To me, the cons still outweigh the pros. This is where my reservations stem from: digital is simply a different medium, but the pedagogical values and teaching/learning objectives should neither be restricted by the medium's limitations or by its vast technological potential. We shouldn't be doing only what the format allows us to do, but we should mould the format to allow us to do what we want to do. We pay a lot of lip service to "blended learning", but what I'm missing here is old-fashioned (yes, coursebook) values blended with a mixture of media to provide a more stimulating as well as more familiar environment for learners. 

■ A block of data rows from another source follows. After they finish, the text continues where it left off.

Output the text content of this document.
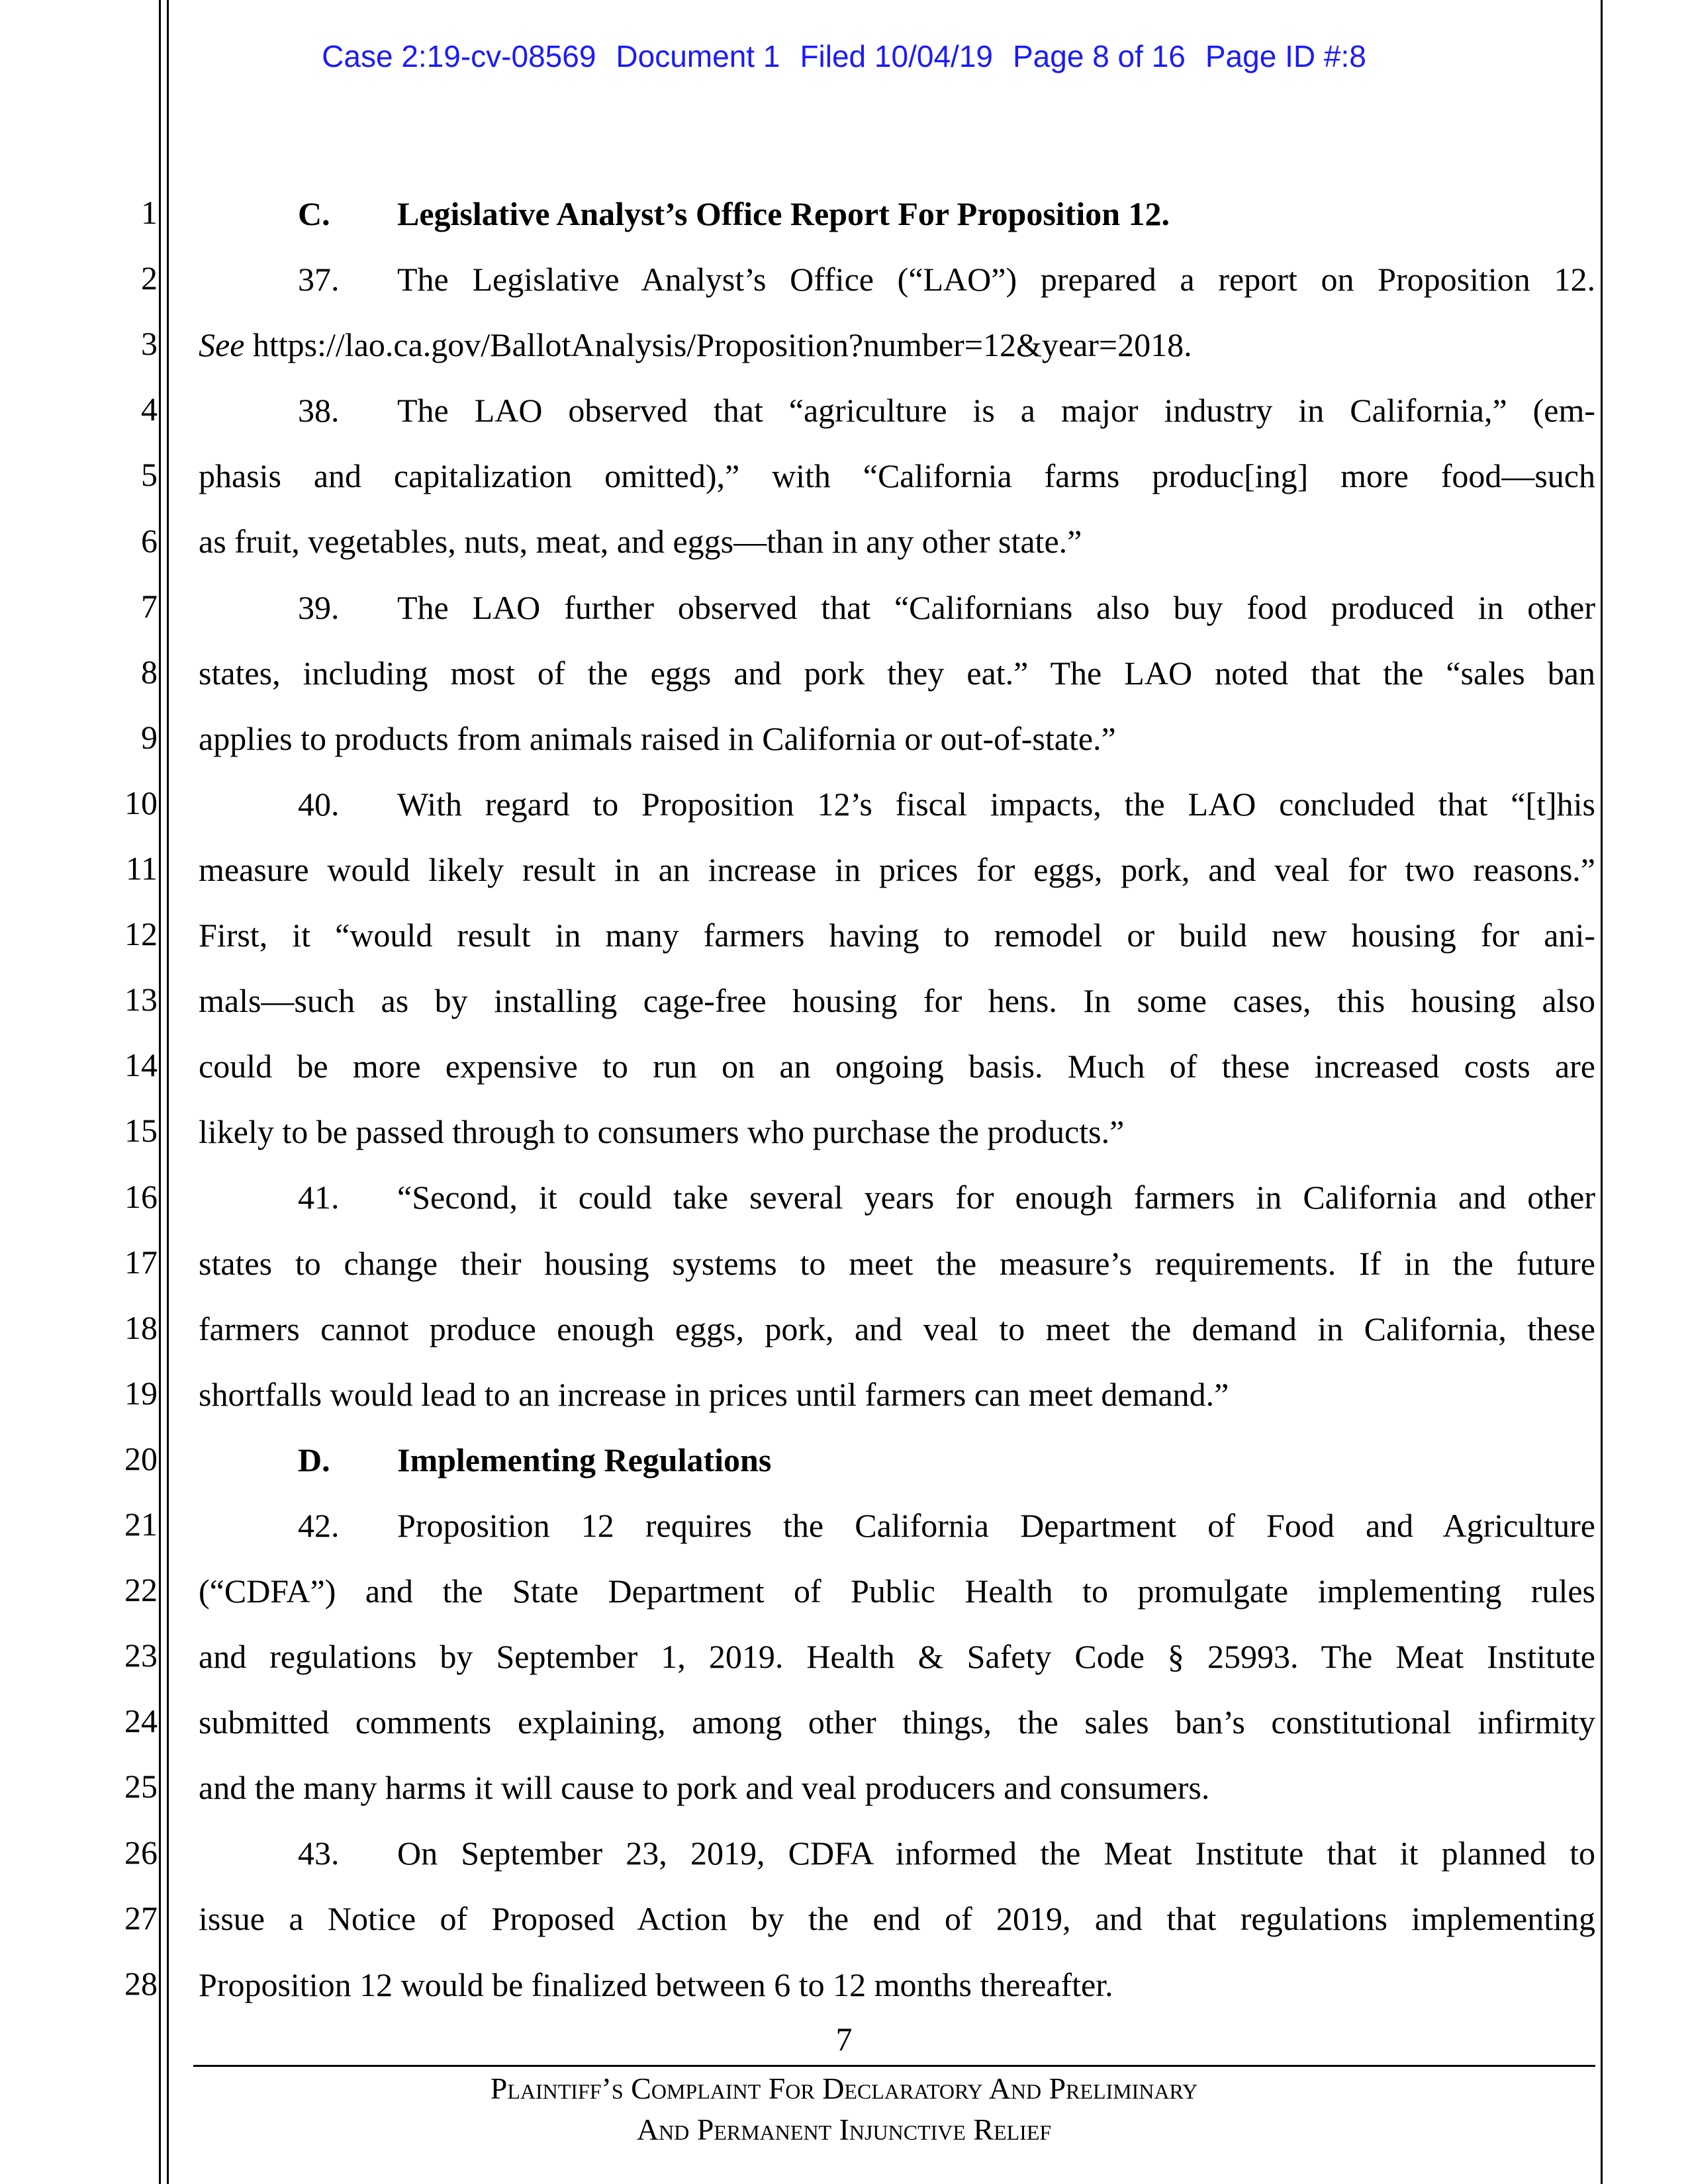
Case 2:19-cv-08569 Document 1 Filed 10/04/19 Page 8 of 16 Page ID #:8
1
2
3
4
5
6
7
8
9
10
11
12
13
14
15
16
17
18
19
20
21
22
23
24
25
26
27
28
C. Legislative Analyst’s Office Report For Proposition 12.
37. The Legislative Analyst’s Office (“LAO”) prepared a report on Proposition 12.
See https://lao.ca.gov/BallotAnalysis/Proposition?number=12&year=2018.
38. The LAO observed that “agriculture is a major industry in California,” (em-
phasis and capitalization omitted),” with “California farms produc[ing] more food—such
as fruit, vegetables, nuts, meat, and eggs—than in any other state.”
39. The LAO further observed that “Californians also buy food produced in other
states, including most of the eggs and pork they eat.” The LAO noted that the “sales ban
applies to products from animals raised in California or out-of-state.”
40. With regard to Proposition 12’s fiscal impacts, the LAO concluded that “[t]his
measure would likely result in an increase in prices for eggs, pork, and veal for two reasons.”
First, it “would result in many farmers having to remodel or build new housing for ani-
mals—such as by installing cage-free housing for hens. In some cases, this housing also
could be more expensive to run on an ongoing basis. Much of these increased costs are
likely to be passed through to consumers who purchase the products.”
41. “Second, it could take several years for enough farmers in California and other
states to change their housing systems to meet the measure’s requirements. If in the future
farmers cannot produce enough eggs, pork, and veal to meet the demand in California, these
shortfalls would lead to an increase in prices until farmers can meet demand.”
D. Implementing Regulations
42. Proposition 12 requires the California Department of Food and Agriculture
(“CDFA”) and the State Department of Public Health to promulgate implementing rules
and regulations by September 1, 2019. Health & Safety Code § 25993. The Meat Institute
submitted comments explaining, among other things, the sales ban’s constitutional infirmity
and the many harms it will cause to pork and veal producers and consumers.
43. On September 23, 2019, CDFA informed the Meat Institute that it planned to
issue a Notice of Proposed Action by the end of 2019, and that regulations implementing
Proposition 12 would be finalized between 6 to 12 months thereafter.
7
Plaintiff’s Complaint For Declaratory And Preliminary
And Permanent Injunctive Relief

For more food for thought, have a look at Hugh Dellar's insightful blog post into the wider ramifications: http://hughdellar.wordpress.com/2012/10/26/technology-and-principles-in-language-teaching/

I'm not against digital in principle, obviously. Digital media open up opportunities for real communication as well as communication practice, they provide access to vast amounts of information as well as stimulating materials, and they come equipped with the facilities for differentiated, personalised learning experiences. None of which was around when I was a student, then a teacher of English. I had to make do with what limited amount of support I could find around me in a non-English-speaking environment. Before the advent of digital, that wasn't a lot.

Anyway, I just thought I'd throw in this topic for all of us to think more about. I believe there is a way in which digital can work in our favour - but we, teachers, should be mapping the route and leading the way, not technology. What do you think?